Garden of Beasts by Jeffrey Deaver - yet another book based in WW2, I really did not expect to enjoy this story as much as I did, despite it being written by Deaver, who rarely disappoints.
Assassin Paul Schumann is offered a chance to avoid the electric chair or prison. All he needs to do is travel to Berlin for the Olympics and take out Ernst, chief of the bureaucrats who is building German's military might for Hitler with a sideline on a particularly nasty scheme to impress Hitler.
In Berlin an honest police officer Willi Kohl finds himself on Schumann's trail without any idea of what he is up to; his forensic work, given the limitations of the time is well deduced and intelligent, and the research that Deaver has obviously underaken shines through; the Nazis are as bad as you might imagine them, but Schumann, himself a hitman, has flaws and complications of his own and as a reader you might find your sympathies misplaced - until the end. 
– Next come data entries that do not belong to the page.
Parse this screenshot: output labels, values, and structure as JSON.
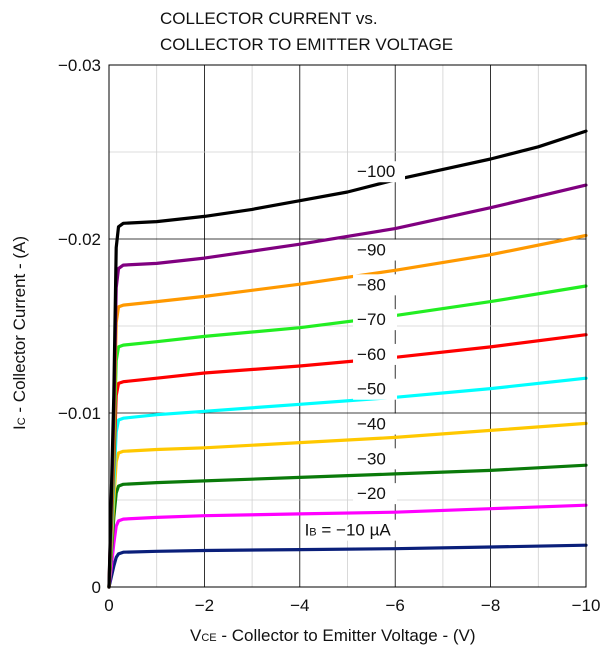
{
  "chart_data": {
    "type": "line",
    "title_lines": [
      "COLLECTOR CURRENT vs.",
      "COLLECTOR TO EMITTER VOLTAGE"
    ],
    "xlabel": {
      "symbol": "V",
      "subscript": "CE",
      "text": " - Collector to Emitter Voltage - (V)"
    },
    "ylabel": {
      "symbol": "I",
      "subscript": "C",
      "text": " - Collector Current - (A)"
    },
    "xlim": [
      0,
      -10
    ],
    "ylim": [
      0,
      -0.03
    ],
    "x_ticks": [
      "0",
      "−2",
      "−4",
      "−6",
      "−8",
      "−10"
    ],
    "y_ticks": [
      "0",
      "−0.01",
      "−0.02",
      "−0.03"
    ],
    "grid": true,
    "parameter": "I_B (µA)",
    "series": [
      {
        "name": "Iʙ = −10 µA",
        "color": "#0a1f7a",
        "x": [
          0,
          -0.05,
          -0.1,
          -0.15,
          -0.2,
          -0.3,
          -1,
          -2,
          -4,
          -6,
          -8,
          -10
        ],
        "y": [
          0,
          -0.0006,
          -0.0012,
          -0.0017,
          -0.0019,
          -0.002,
          -0.00205,
          -0.0021,
          -0.00215,
          -0.0022,
          -0.0023,
          -0.0024
        ]
      },
      {
        "name": "−20",
        "color": "#ff00ff",
        "x": [
          0,
          -0.05,
          -0.1,
          -0.15,
          -0.2,
          -0.3,
          -1,
          -2,
          -4,
          -6,
          -8,
          -10
        ],
        "y": [
          0,
          -0.0012,
          -0.0025,
          -0.0035,
          -0.0038,
          -0.0039,
          -0.004,
          -0.0041,
          -0.0042,
          -0.0043,
          -0.0045,
          -0.0047
        ]
      },
      {
        "name": "−30",
        "color": "#0a7a0a",
        "x": [
          0,
          -0.05,
          -0.1,
          -0.15,
          -0.2,
          -0.3,
          -1,
          -2,
          -4,
          -6,
          -8,
          -10
        ],
        "y": [
          0,
          -0.002,
          -0.004,
          -0.0054,
          -0.0058,
          -0.0059,
          -0.006,
          -0.0061,
          -0.0063,
          -0.0065,
          -0.0067,
          -0.007
        ]
      },
      {
        "name": "−40",
        "color": "#ffc800",
        "x": [
          0,
          -0.05,
          -0.1,
          -0.15,
          -0.2,
          -0.3,
          -1,
          -2,
          -4,
          -6,
          -8,
          -10
        ],
        "y": [
          0,
          -0.0025,
          -0.005,
          -0.0072,
          -0.0077,
          -0.0078,
          -0.0079,
          -0.008,
          -0.0083,
          -0.0086,
          -0.009,
          -0.0094
        ]
      },
      {
        "name": "−50",
        "color": "#00ffff",
        "x": [
          0,
          -0.05,
          -0.1,
          -0.15,
          -0.2,
          -0.3,
          -1,
          -2,
          -4,
          -6,
          -8,
          -10
        ],
        "y": [
          0,
          -0.003,
          -0.006,
          -0.0089,
          -0.0096,
          -0.0097,
          -0.0099,
          -0.0101,
          -0.0105,
          -0.0109,
          -0.0114,
          -0.012
        ]
      },
      {
        "name": "−60",
        "color": "#ff0000",
        "x": [
          0,
          -0.05,
          -0.1,
          -0.15,
          -0.2,
          -0.3,
          -1,
          -2,
          -4,
          -6,
          -8,
          -10
        ],
        "y": [
          0,
          -0.0035,
          -0.007,
          -0.011,
          -0.0117,
          -0.0118,
          -0.012,
          -0.0123,
          -0.0127,
          -0.0132,
          -0.0138,
          -0.0145
        ]
      },
      {
        "name": "−70",
        "color": "#22ee22",
        "x": [
          0,
          -0.05,
          -0.1,
          -0.15,
          -0.2,
          -0.3,
          -1,
          -2,
          -4,
          -6,
          -8,
          -10
        ],
        "y": [
          0,
          -0.004,
          -0.008,
          -0.013,
          -0.0138,
          -0.0139,
          -0.0141,
          -0.0144,
          -0.0149,
          -0.0156,
          -0.0164,
          -0.0173
        ]
      },
      {
        "name": "−80",
        "color": "#ff9900",
        "x": [
          0,
          -0.05,
          -0.1,
          -0.15,
          -0.2,
          -0.3,
          -1,
          -2,
          -4,
          -6,
          -8,
          -10
        ],
        "y": [
          0,
          -0.0045,
          -0.009,
          -0.0152,
          -0.0161,
          -0.0162,
          -0.0164,
          -0.0167,
          -0.0174,
          -0.0182,
          -0.0191,
          -0.0202
        ]
      },
      {
        "name": "−90",
        "color": "#800080",
        "x": [
          0,
          -0.05,
          -0.1,
          -0.15,
          -0.2,
          -0.3,
          -1,
          -2,
          -4,
          -6,
          -8,
          -10
        ],
        "y": [
          0,
          -0.005,
          -0.01,
          -0.0172,
          -0.0183,
          -0.0185,
          -0.0186,
          -0.0189,
          -0.0197,
          -0.0206,
          -0.0218,
          -0.0231
        ]
      },
      {
        "name": "−100",
        "color": "#000000",
        "x": [
          0,
          -0.05,
          -0.1,
          -0.15,
          -0.2,
          -0.3,
          -1,
          -2,
          -3,
          -4,
          -5,
          -6,
          -7,
          -8,
          -9,
          -10
        ],
        "y": [
          0,
          -0.0055,
          -0.011,
          -0.0195,
          -0.0207,
          -0.0209,
          -0.021,
          -0.0213,
          -0.0217,
          -0.0222,
          -0.0227,
          -0.0234,
          -0.024,
          -0.0246,
          -0.0253,
          -0.0262
        ]
      }
    ],
    "curve_labels": [
      {
        "text": "I",
        "sub": "B",
        "rest": " = −10 µA"
      },
      {
        "text": "−20"
      },
      {
        "text": "−30"
      },
      {
        "text": "−40"
      },
      {
        "text": "−50"
      },
      {
        "text": "−60"
      },
      {
        "text": "−70"
      },
      {
        "text": "−80"
      },
      {
        "text": "−90"
      },
      {
        "text": "−100"
      }
    ]
  }
}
Roadside Crosses by Jeffrey Deaver - Deaver is one of my favourite authors for a good, gripping thriller/adventure and this one certainly did not disappoint.  A police officer notices a memorial cross at the side of a road but stranglely the date on it is the following day - the day the police find a kidnapped teenage girl, left for dead in the trunk of a dumped car.
Special Agent Kathryn Dance, the kinesics expert with the California Bureau of Investigation, is on the case. The girl points her to an online community where accusations against a boy at her school turn vicious; it seems the bullying went too far, and he has snapped.
More crosses appear for future victims, linked to a names of users on a website where classmates have been busy attacking the boy; Kathryn Dance has to race against the clock using all her knowledge of kinesics and human behaviour to find the attacker before he can carry out any more attacks.   This is a book closely linked to the internet and Deaver throughout has links to actual web pages (which I confess I did not read) - an interesting idea, though for me the best part of this work was the suspense and the characters - a fab book, had me guessing (wrongly!) until the very end.